Bill Belichick Drops Off Recent Draft Picks In Middle Of Nowhere, Tells Them To Find Way Back

Illustration for article titled Bill Belichick Drops Off Recent Draft Picks In Middle Of Nowhere, Tells Them To Find Way Back

UNNAMED DESERT—After providing his 2010 draft picks with only two canteens of water, a flashlight, and a cheap compass, New England Patriots head coach Bill Belichick dumped his 12 newest players in the middle of a desert wasteland Tuesday and told them to find their way back to Foxboro on their own.


Belichick, who has always initiated new Patriots with this same survival ordeal, refused to give the dazed and disoriented football players even the slightest hint as to their exact location. However, the infamously Machiavellian coach told his draft picks that there was no potable surface water for "hundreds of miles"; that it would be in their best interests not to attempt to contact any locals who crossed their path; that only the fruit at the very center of the thornbushes would be edible; that most of the indigenous wildlife, especially the arachnids, was very, very poisonous; and that one of the things he had just told them was a lie.

"Show me what you got, boys," Belichick said to the group from the backseat of a spotless black Range Rover. "If you want to be on this team, I'll see you in four days. And if you've been paying attention at all, you'll know exactly what to do. Oh, you can take your blindfolds off now. "


"By the way, Devin [McCourty]? I'd check that flashlight you're holding to see if it has any batteries. I might have forgotten to put them in," Belichick continued. "Not that a little thing like that should stop you. See Wes [Welker], here, the man with the honor of being my chauffeur? This resourceful bastard actually beat me home, so it's not like it can't be done.

"Now don't let that desert sun get to you, boys. It can play some pretty crazy tricks on the mind," he added. "Okay, Wes, let's get out of here."

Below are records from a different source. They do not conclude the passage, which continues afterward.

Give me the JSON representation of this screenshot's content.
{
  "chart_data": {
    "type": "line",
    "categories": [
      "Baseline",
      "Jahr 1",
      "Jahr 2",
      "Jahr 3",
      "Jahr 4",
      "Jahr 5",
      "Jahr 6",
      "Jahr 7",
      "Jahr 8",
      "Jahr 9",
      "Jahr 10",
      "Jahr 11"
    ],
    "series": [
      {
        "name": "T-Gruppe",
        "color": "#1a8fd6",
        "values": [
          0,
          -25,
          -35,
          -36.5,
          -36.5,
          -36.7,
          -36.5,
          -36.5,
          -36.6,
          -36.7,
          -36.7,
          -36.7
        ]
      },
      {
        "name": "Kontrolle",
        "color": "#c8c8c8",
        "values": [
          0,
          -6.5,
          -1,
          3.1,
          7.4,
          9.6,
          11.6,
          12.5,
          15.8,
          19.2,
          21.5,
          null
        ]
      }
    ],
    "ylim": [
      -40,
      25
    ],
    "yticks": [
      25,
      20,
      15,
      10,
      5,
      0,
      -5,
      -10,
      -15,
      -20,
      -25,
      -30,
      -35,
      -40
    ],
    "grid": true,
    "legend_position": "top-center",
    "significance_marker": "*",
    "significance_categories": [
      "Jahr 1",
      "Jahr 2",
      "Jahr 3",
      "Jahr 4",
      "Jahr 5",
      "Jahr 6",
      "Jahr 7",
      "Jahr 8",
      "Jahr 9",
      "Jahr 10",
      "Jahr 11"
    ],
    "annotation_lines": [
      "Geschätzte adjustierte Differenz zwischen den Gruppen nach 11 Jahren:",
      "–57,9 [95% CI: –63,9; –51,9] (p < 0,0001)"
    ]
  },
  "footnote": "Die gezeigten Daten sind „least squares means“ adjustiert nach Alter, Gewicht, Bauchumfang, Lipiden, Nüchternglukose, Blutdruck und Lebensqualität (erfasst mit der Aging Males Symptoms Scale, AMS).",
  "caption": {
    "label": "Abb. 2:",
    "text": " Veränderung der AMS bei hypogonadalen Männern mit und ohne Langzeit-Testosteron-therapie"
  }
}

After Belichick gave the confused group a small handgun loaded with a single bullet "just in cases someone wants the easy way out," the luxury SUV drove off, sending sand and dust flying into the players' eyes.

Devin McCourty, Rob Gronkowski, Brandon Spikes, Taylor Price, Aaron Hernandez, Zoltan Mesko, Ted Larsen, Thomas Welch, Brandon Deaderick, Kade Weston, and Zac Robinson have been traversing the barren wasteland now for three days, walking over 60-foot sand dunes and braving the arid conditions while 35-mph winds whip sand into their unprotected eyes.


Second-round pick Jermaine Cunningham, a promising outside linebacker, died Thursday of sunstroke.

"I think [Belichick] drugged us," McCourty, the former Rutgers cornerback, said. "We were all at his home for that welcoming dinner, and the next thing I knew I was blindfolded, going in and out of consciousness. I know at one point we were in a plane, because I heard a captain's announcement. When I tried to take my blindfold off I'm pretty sure Tedy Bruschi hit me across the face with a Super Bowl trophy. That's how I lost these teeth, I think."


"I don't think we're in America," said 62nd overall pick Brandon Spikes, tilting a canteen upside down in a failed attempt to get one last drop of water. "I've never seen lizards that size in America. [Kade] Weston never had a chance."

Although the group of draft picks thought they were making progress Thursday, they were demoralized when they came upon footprints they determined to be their own—an indicator that they had been walking in a circle for the last day and a half. The players were further dispirited when they discovered a Patriots-hat-wearing skeleton buried just beneath the sand that turned out to be the remains of 2009 New England draft pick Rich Ohrnberger.


"Ohrnberger was a big guy, man," former Ohio wide receiver Taylor Price said. "He carried a lot of water in that big body, and he didn't make it. What chance does a skill-position player like me have? We're lost. Jesus Christ, Welch, you got us lost."

"We're all gonna die," he added.

The players again thought they were on the right track when they found a backpack containing kindling material, 12 cans of refried beans, and a note from Belichick saying, "Enjoy!" However, after nearly eating the beans, former Oklahoma State quarterback Zac Robinson dumped them all out on the ground and kicked sand over them.


"You idiots, they're probably poisonous," Robinson said. "Or maybe they aren't poisonous, and he just wants us to think they're poisonous. Either way, this man is insane. He's trying to fuck with us. This is a game to him. Everything's a game to him. Can't you see? This is all one big fucking game!"

As of press time, eight of the 12 draft picks remained alive. Although they have largely stuck together, the group has steadily fractured. With dehydration and hysteria setting in, Thomas Welch severely beat and nearly killed Zoltan Mesko with the butt end of the flashlight for eating the last sand cake, and Rob Gronkowski was muttering that he would murder anyone who even thought about stealing his "precious, precious diamonds."


"Look at them," said Belichick, cool and comfortable in an impeccable white safari suit, watching from a dune several hundred yards away with team owner Robert Kraft and quarterback Tom Brady. "For God's sake, none of those beans were poisonous…. I don't think any of them are worth a damn. Let's just leave."